Image copyright GETTY IMAGES

How much of a factor in this is marketability? As previously noted, the Banksy piece managed to fetch £860,000 from obviously wealthy art collectors. Petscop, meanwhile, made by one person who had an idea for a mystery story and the skills to make it work, didn’t make any money as it was just released to the public free of charge. This reinforces observations I have made (and heard discussed in various media) about working class voices being frozen out of the arts. Working class people cannot afford to take the time, let alone the materials, to create engaging and well thought out pieces of art. This, however, is a topic for a different discussion.

The reason I chose these two pieces to discuss is because they are both very recent. Petscop ran between 2017 and 2019 while the Banksy piece was made in 2018.

People in the 21st century appear very reluctant to assign cultural significance to art, myself included. I can only think of a small number of pieces which I find possess that strange quality which lends cultural significance to something. I intend to write more about this going forward but, for now, here are some of the pieces of art made since the start of the 21st Century which I feel have enough cultural significance to carry them forward into the future in the same way as a Shakespeare play.

Petscop (2017-2019)

Petscop is a gripping mystery told through a new artistic medium: the YouTube Let’s Play video. The story goes that the narrator, Paul, found an old PlayStation game (with an important note) and decided to record his playthrough. What starts out as a colourful ad childlike game about catching pets soon turns into a dark and sinister mystery involving murder, child abuse and allusions to real life crimes. The series ran for 3 years and the creator, Tony (@pressedeyes on Twitter), planned, developed, coded, scripted and performed the whole thing. He even built that actual game (using it to record the videos rather than merely animating them) from scratch, using only technology and styles which would have been available for a PlayStation game.

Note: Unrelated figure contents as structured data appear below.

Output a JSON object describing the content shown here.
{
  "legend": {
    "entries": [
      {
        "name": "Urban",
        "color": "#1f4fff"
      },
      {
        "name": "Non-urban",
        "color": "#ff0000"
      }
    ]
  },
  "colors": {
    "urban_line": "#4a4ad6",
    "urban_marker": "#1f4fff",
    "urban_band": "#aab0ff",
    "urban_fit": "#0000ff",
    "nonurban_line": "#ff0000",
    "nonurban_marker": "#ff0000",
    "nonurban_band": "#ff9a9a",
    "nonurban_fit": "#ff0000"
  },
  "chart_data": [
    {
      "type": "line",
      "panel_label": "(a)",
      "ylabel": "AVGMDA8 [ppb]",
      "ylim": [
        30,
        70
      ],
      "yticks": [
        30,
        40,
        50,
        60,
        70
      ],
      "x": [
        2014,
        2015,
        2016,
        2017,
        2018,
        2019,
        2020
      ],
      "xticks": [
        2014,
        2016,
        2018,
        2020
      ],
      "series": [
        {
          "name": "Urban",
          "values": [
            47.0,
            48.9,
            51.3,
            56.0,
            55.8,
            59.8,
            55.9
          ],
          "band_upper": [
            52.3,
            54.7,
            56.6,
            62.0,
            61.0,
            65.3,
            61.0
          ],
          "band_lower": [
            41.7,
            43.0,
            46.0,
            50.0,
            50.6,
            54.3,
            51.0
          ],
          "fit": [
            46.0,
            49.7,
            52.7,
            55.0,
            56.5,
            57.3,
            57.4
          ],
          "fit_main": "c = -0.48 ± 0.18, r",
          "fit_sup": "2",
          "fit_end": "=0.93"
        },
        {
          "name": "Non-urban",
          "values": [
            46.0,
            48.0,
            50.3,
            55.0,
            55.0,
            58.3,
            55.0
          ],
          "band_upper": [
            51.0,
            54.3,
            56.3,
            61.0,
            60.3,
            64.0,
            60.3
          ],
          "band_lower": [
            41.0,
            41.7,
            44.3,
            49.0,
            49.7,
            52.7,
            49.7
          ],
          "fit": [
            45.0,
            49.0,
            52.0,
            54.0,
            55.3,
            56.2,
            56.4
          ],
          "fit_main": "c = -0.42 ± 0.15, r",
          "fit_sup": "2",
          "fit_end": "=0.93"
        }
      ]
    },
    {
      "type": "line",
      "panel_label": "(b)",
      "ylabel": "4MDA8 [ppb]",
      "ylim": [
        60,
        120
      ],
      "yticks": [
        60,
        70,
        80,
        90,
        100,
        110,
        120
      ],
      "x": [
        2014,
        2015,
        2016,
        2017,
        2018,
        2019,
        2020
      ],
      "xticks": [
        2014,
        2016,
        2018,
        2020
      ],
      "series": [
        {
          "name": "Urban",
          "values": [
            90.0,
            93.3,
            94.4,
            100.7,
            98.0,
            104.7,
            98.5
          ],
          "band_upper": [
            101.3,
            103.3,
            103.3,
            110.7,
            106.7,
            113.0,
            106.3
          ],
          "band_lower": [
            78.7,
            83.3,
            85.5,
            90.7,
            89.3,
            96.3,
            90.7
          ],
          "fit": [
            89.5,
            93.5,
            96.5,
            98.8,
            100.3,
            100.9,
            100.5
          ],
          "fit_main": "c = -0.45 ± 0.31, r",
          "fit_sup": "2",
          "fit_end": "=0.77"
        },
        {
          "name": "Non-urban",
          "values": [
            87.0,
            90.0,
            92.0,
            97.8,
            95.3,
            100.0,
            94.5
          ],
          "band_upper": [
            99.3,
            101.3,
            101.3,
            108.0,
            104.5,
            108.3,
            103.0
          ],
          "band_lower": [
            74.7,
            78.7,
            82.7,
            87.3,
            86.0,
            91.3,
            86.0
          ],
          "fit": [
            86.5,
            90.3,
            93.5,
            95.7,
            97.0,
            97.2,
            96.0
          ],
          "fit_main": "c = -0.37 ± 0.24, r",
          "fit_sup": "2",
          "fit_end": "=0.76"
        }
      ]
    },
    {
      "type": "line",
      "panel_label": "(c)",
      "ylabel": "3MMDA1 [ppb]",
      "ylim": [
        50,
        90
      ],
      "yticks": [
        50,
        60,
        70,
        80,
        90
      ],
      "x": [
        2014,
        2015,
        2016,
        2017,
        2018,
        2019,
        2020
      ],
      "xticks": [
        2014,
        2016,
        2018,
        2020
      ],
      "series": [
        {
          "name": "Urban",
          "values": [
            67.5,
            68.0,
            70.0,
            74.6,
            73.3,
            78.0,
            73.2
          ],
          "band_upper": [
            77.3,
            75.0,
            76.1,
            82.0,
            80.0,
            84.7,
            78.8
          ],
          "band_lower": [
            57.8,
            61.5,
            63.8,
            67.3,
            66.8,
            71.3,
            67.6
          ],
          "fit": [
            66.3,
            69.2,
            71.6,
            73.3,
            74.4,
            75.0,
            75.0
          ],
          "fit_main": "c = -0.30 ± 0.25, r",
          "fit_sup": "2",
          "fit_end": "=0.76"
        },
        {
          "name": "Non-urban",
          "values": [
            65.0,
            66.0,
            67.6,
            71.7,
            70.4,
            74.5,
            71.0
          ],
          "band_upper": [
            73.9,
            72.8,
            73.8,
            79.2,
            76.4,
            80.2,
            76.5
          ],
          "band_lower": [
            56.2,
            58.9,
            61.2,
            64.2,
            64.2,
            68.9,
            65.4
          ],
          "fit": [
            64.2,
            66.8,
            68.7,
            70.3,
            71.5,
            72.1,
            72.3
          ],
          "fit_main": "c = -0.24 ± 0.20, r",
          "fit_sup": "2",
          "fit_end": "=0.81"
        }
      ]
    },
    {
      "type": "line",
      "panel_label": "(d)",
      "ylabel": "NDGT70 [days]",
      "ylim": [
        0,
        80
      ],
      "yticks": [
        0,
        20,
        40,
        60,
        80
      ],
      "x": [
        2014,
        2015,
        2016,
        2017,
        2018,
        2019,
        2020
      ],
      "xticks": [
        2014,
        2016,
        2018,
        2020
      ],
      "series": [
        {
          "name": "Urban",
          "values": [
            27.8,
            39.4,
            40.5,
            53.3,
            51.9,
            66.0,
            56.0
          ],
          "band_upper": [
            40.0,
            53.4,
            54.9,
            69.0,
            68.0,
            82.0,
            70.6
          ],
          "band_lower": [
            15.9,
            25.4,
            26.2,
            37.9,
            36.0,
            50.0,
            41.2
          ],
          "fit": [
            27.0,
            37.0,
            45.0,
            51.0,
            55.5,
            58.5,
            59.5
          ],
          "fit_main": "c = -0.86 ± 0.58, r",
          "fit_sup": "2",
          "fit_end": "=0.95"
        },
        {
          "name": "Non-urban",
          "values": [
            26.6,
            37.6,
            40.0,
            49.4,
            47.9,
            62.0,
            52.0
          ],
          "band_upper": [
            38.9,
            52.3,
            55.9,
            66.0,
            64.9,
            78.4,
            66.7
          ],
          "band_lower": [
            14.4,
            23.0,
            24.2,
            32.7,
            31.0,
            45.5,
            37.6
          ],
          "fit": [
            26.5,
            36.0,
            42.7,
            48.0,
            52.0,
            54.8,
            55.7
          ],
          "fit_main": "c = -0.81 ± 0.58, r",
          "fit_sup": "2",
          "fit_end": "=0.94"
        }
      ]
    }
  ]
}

Bob Dylan – Murder Most Foul (2020)

Released at the start of the Covid-19 lockdown in the US & UK, Murder Most Foul is both a poetic retelling of the assassination of JFK and a mournful goodbye to post-war age we appear to be finally exiting. I wrote a review of this when it was released on With Just A Hint Of Mayhem.

Undertale (2015)

Undertale is a videogame that I am still playing but I am already convinced of it’s status as a masterpiece. I am already blogging about it regularly:

Part 1

Part 2

Part 3

Part 4

Going forward with this series of posts, I will consider other pieces and if they fit into this ideal or not. An important thing to consider is that the evolution of the technologies we use to produce art & entertainment will force us to not only create art in different ways but also give us more things to express and address in our art.